Dalam ritual itu saudara-saudara kita melakukan ritual sebagai penghormatan kepada Yesus yang mereka yakini sebagai Putera Tuhan yang lahir kedunia untuk mati sebagai penebus dosa.
Yang Muslim, karena Aqidah Islam yang mengatakan Bahwa Tuhan Allah itu esa, tidak beranak dan tidak sebagai anak, tidak dianjurkan untuk ikut melakukan ritual itu.Â
Namun kita diwajibkan oleh ajaran Islam untuk bersikap toleran terhadap saudara-saudara yang melakukan ibadah ritual agama lain termasuk Natal. Kita tidak boleh mengganggu mereka, baik dengan tindakan ataupun dengan ucapan yang memecah belah kita.
Namun bagaimana toleran itu? Apakah harus mengorbankan aqidah Islam dengan cara ikut melakukan ritual Natal seperti ikut menyanyikan lagu Malam Kudus? Menurut hemat saya, yang Muslim tidak harus seperti itu. Kita tidak dianjurkan mencampuradukkan ajaran kita dengan ajaran lain.
Sama seperti sholat Idul Fitri dan Idul Adha. Umat beragama lain tidak harus ikut sholat Idul dan sholat Idul Adha ataupun sholat lainnya. Karena itu adalah wilayah peribadatan Muslim.
Toleransi, sebagaimana diungkapkan oleh Prof. Ing B.J. Habibie, adalah seperti minuman kopi dan teh. Kita tidak perlu mencampuadukkan kedua jenis minuman itu karena keduanya memiliki karakteristik sendiri.

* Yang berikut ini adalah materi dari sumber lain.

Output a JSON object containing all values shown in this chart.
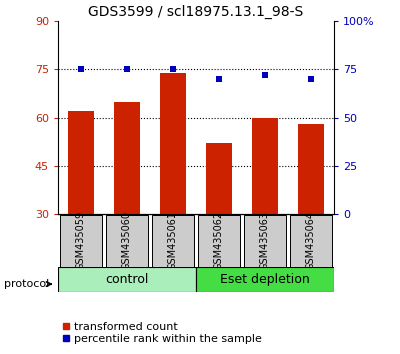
{
  "title": "GDS3599 / scl18975.13.1_98-S",
  "samples": [
    "GSM435059",
    "GSM435060",
    "GSM435061",
    "GSM435062",
    "GSM435063",
    "GSM435064"
  ],
  "bar_values": [
    62,
    65,
    74,
    52,
    60,
    58
  ],
  "dot_values": [
    75,
    75,
    75,
    70,
    72,
    70
  ],
  "bar_color": "#cc2200",
  "dot_color": "#0000bb",
  "ylim_left": [
    30,
    90
  ],
  "yticks_left": [
    30,
    45,
    60,
    75,
    90
  ],
  "ylim_right": [
    0,
    100
  ],
  "yticks_right": [
    0,
    25,
    50,
    75,
    100
  ],
  "ytick_labels_right": [
    "0",
    "25",
    "50",
    "75",
    "100%"
  ],
  "grid_values": [
    45,
    60,
    75
  ],
  "groups": [
    {
      "label": "control",
      "start": 0,
      "end": 3,
      "color": "#aaeebb"
    },
    {
      "label": "Eset depletion",
      "start": 3,
      "end": 6,
      "color": "#44dd44"
    }
  ],
  "protocol_label": "protocol",
  "legend_bar_label": "transformed count",
  "legend_dot_label": "percentile rank within the sample",
  "tick_label_color_left": "#cc2200",
  "tick_label_color_right": "#0000bb",
  "sample_box_color": "#cccccc",
  "bg_color": "#ffffff",
  "title_fontsize": 10,
  "axis_fontsize": 8,
  "legend_fontsize": 8,
  "group_fontsize": 9,
  "sample_fontsize": 7,
  "bar_width": 0.55
}
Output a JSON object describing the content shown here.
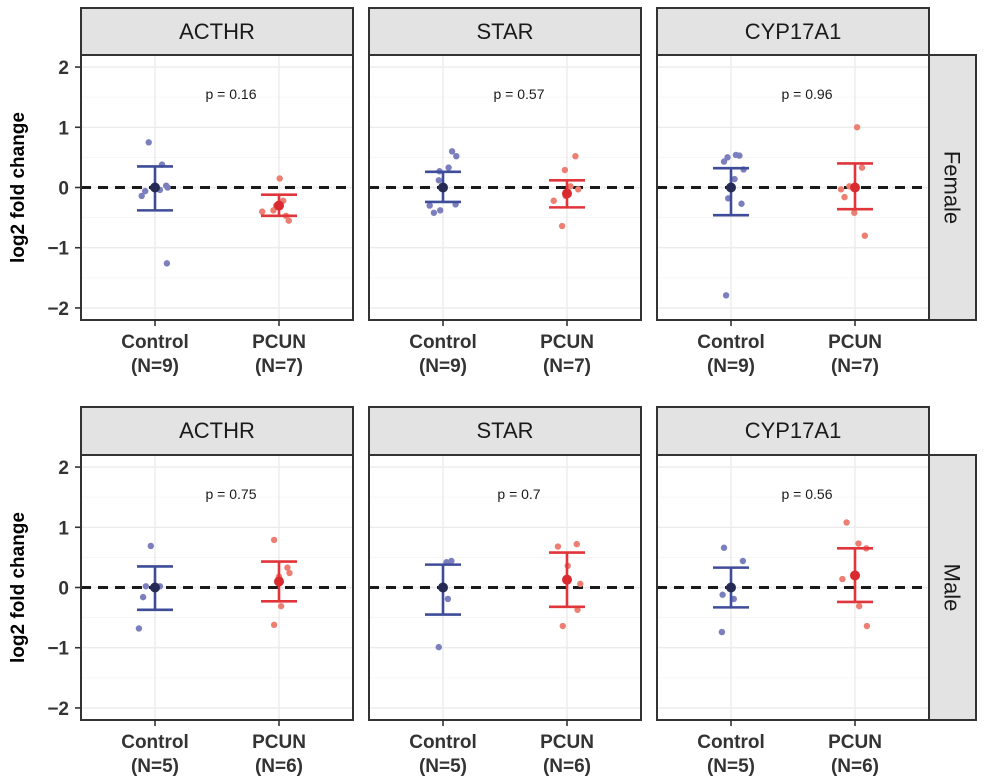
{
  "chart_data": {
    "type": "scatter",
    "title": "",
    "ylabel": "log2 fold change",
    "ylim": [
      -2.2,
      2.2
    ],
    "yticks": [
      -2,
      -1,
      0,
      1,
      2
    ],
    "ytick_labels": [
      "−2",
      "−1",
      "0",
      "1",
      "2"
    ],
    "reference_line_y": 0,
    "groups": [
      "Control",
      "PCUN"
    ],
    "colors": {
      "control_bar": "#3f4c9a",
      "control_point": "#7b7fbd",
      "control_mean": "#262b55",
      "pcun_bar": "#e0353a",
      "pcun_point": "#ec7f72",
      "pcun_mean": "#d92b2f"
    },
    "rows": [
      {
        "label": "Female",
        "x_labels": [
          "Control",
          "(N=9)",
          "PCUN",
          "(N=7)"
        ],
        "panels": [
          {
            "gene": "ACTHR",
            "p_value": "p = 0.16",
            "control": {
              "mean": 0.0,
              "upper": 0.35,
              "lower": -0.38,
              "points": [
                {
                  "x": -0.09,
                  "y": 0.75
                },
                {
                  "x": 0.1,
                  "y": 0.38
                },
                {
                  "x": 0.01,
                  "y": 0.02
                },
                {
                  "x": 0.16,
                  "y": 0.03
                },
                {
                  "x": -0.14,
                  "y": -0.06
                },
                {
                  "x": -0.19,
                  "y": -0.14
                },
                {
                  "x": 0.07,
                  "y": -0.04
                },
                {
                  "x": 0.18,
                  "y": 0.0
                },
                {
                  "x": 0.17,
                  "y": -1.26
                }
              ]
            },
            "pcun": {
              "mean": -0.3,
              "upper": -0.12,
              "lower": -0.47,
              "points": [
                {
                  "x": 0.01,
                  "y": 0.15
                },
                {
                  "x": -0.24,
                  "y": -0.4
                },
                {
                  "x": 0.1,
                  "y": -0.47
                },
                {
                  "x": 0.14,
                  "y": -0.55
                },
                {
                  "x": -0.04,
                  "y": -0.3
                },
                {
                  "x": 0.06,
                  "y": -0.22
                },
                {
                  "x": -0.08,
                  "y": -0.38
                }
              ]
            }
          },
          {
            "gene": "STAR",
            "p_value": "p = 0.57",
            "control": {
              "mean": 0.0,
              "upper": 0.26,
              "lower": -0.24,
              "points": [
                {
                  "x": 0.13,
                  "y": 0.6
                },
                {
                  "x": 0.08,
                  "y": 0.33
                },
                {
                  "x": -0.05,
                  "y": 0.27
                },
                {
                  "x": -0.06,
                  "y": 0.12
                },
                {
                  "x": 0.19,
                  "y": 0.52
                },
                {
                  "x": -0.19,
                  "y": -0.3
                },
                {
                  "x": -0.13,
                  "y": -0.42
                },
                {
                  "x": -0.04,
                  "y": -0.38
                },
                {
                  "x": 0.18,
                  "y": -0.28
                }
              ]
            },
            "pcun": {
              "mean": -0.1,
              "upper": 0.12,
              "lower": -0.33,
              "points": [
                {
                  "x": 0.12,
                  "y": 0.52
                },
                {
                  "x": -0.03,
                  "y": 0.29
                },
                {
                  "x": -0.07,
                  "y": -0.64
                },
                {
                  "x": -0.19,
                  "y": -0.22
                },
                {
                  "x": 0.05,
                  "y": 0.02
                },
                {
                  "x": 0.16,
                  "y": -0.03
                },
                {
                  "x": -0.02,
                  "y": -0.14
                }
              ]
            }
          },
          {
            "gene": "CYP17A1",
            "p_value": "p = 0.96",
            "control": {
              "mean": 0.0,
              "upper": 0.32,
              "lower": -0.46,
              "points": [
                {
                  "x": 0.12,
                  "y": 0.53
                },
                {
                  "x": -0.05,
                  "y": 0.5
                },
                {
                  "x": 0.07,
                  "y": 0.54
                },
                {
                  "x": -0.1,
                  "y": 0.43
                },
                {
                  "x": 0.18,
                  "y": 0.3
                },
                {
                  "x": 0.05,
                  "y": 0.14
                },
                {
                  "x": 0.15,
                  "y": -0.27
                },
                {
                  "x": -0.04,
                  "y": -0.18
                },
                {
                  "x": -0.07,
                  "y": -1.79
                }
              ]
            },
            "pcun": {
              "mean": 0.0,
              "upper": 0.4,
              "lower": -0.36,
              "points": [
                {
                  "x": 0.03,
                  "y": 1.0
                },
                {
                  "x": -0.08,
                  "y": 0.02
                },
                {
                  "x": -0.15,
                  "y": -0.16
                },
                {
                  "x": -0.2,
                  "y": -0.03
                },
                {
                  "x": -0.01,
                  "y": -0.42
                },
                {
                  "x": 0.14,
                  "y": -0.8
                },
                {
                  "x": 0.1,
                  "y": 0.33
                }
              ]
            }
          }
        ]
      },
      {
        "label": "Male",
        "x_labels": [
          "Control",
          "(N=5)",
          "PCUN",
          "(N=6)"
        ],
        "panels": [
          {
            "gene": "ACTHR",
            "p_value": "p = 0.75",
            "control": {
              "mean": 0.0,
              "upper": 0.35,
              "lower": -0.37,
              "points": [
                {
                  "x": -0.06,
                  "y": 0.69
                },
                {
                  "x": -0.13,
                  "y": 0.02
                },
                {
                  "x": -0.17,
                  "y": -0.16
                },
                {
                  "x": -0.23,
                  "y": -0.68
                },
                {
                  "x": 0.07,
                  "y": 0.02
                }
              ]
            },
            "pcun": {
              "mean": 0.1,
              "upper": 0.43,
              "lower": -0.23,
              "points": [
                {
                  "x": -0.07,
                  "y": 0.79
                },
                {
                  "x": 0.15,
                  "y": 0.24
                },
                {
                  "x": 0.12,
                  "y": 0.33
                },
                {
                  "x": -0.07,
                  "y": -0.62
                },
                {
                  "x": 0.03,
                  "y": -0.31
                },
                {
                  "x": 0.0,
                  "y": 0.18
                }
              ]
            }
          },
          {
            "gene": "STAR",
            "p_value": "p = 0.7",
            "control": {
              "mean": 0.0,
              "upper": 0.38,
              "lower": -0.45,
              "points": [
                {
                  "x": 0.12,
                  "y": 0.44
                },
                {
                  "x": 0.05,
                  "y": 0.42
                },
                {
                  "x": 0.07,
                  "y": -0.19
                },
                {
                  "x": -0.06,
                  "y": -0.99
                },
                {
                  "x": -0.02,
                  "y": 0.02
                }
              ]
            },
            "pcun": {
              "mean": 0.13,
              "upper": 0.58,
              "lower": -0.32,
              "points": [
                {
                  "x": 0.14,
                  "y": 0.72
                },
                {
                  "x": -0.13,
                  "y": 0.68
                },
                {
                  "x": 0.01,
                  "y": 0.36
                },
                {
                  "x": 0.19,
                  "y": 0.06
                },
                {
                  "x": 0.15,
                  "y": -0.37
                },
                {
                  "x": -0.06,
                  "y": -0.64
                }
              ]
            }
          },
          {
            "gene": "CYP17A1",
            "p_value": "p = 0.56",
            "control": {
              "mean": 0.0,
              "upper": 0.33,
              "lower": -0.33,
              "points": [
                {
                  "x": -0.1,
                  "y": 0.66
                },
                {
                  "x": 0.17,
                  "y": 0.44
                },
                {
                  "x": -0.12,
                  "y": -0.12
                },
                {
                  "x": 0.04,
                  "y": -0.19
                },
                {
                  "x": -0.13,
                  "y": -0.74
                }
              ]
            },
            "pcun": {
              "mean": 0.2,
              "upper": 0.65,
              "lower": -0.24,
              "points": [
                {
                  "x": -0.12,
                  "y": 1.08
                },
                {
                  "x": 0.05,
                  "y": 0.73
                },
                {
                  "x": 0.16,
                  "y": 0.65
                },
                {
                  "x": -0.18,
                  "y": 0.14
                },
                {
                  "x": 0.06,
                  "y": -0.31
                },
                {
                  "x": 0.17,
                  "y": -0.64
                }
              ]
            }
          }
        ]
      }
    ]
  }
}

Yang memilih kopi tidak boleh memaksa yang memilih teh untuk mencampurkannya dengan teh, demikian juga sebaliknya.
Saya memisalkan kita bersama-sama menikmati minuman pilihan kita. Kedua minuman itu berada di atas meja besar benama Indonesia. Meja itu berdiri di atas landasan Pancasila. Kita duduk bersama-sama menikmati minuman kita masing-masing. Duduk akrab, saling tersenyum saling memahami, saling menghormati pilihan minuman pilihan masing-masing. Dan saling mengucapkan kata "Silahkan dan selamat menikmati minuman Anda." Dengan cara itu kita tetap bersaudara meski memiliki pilihan yang berbeda.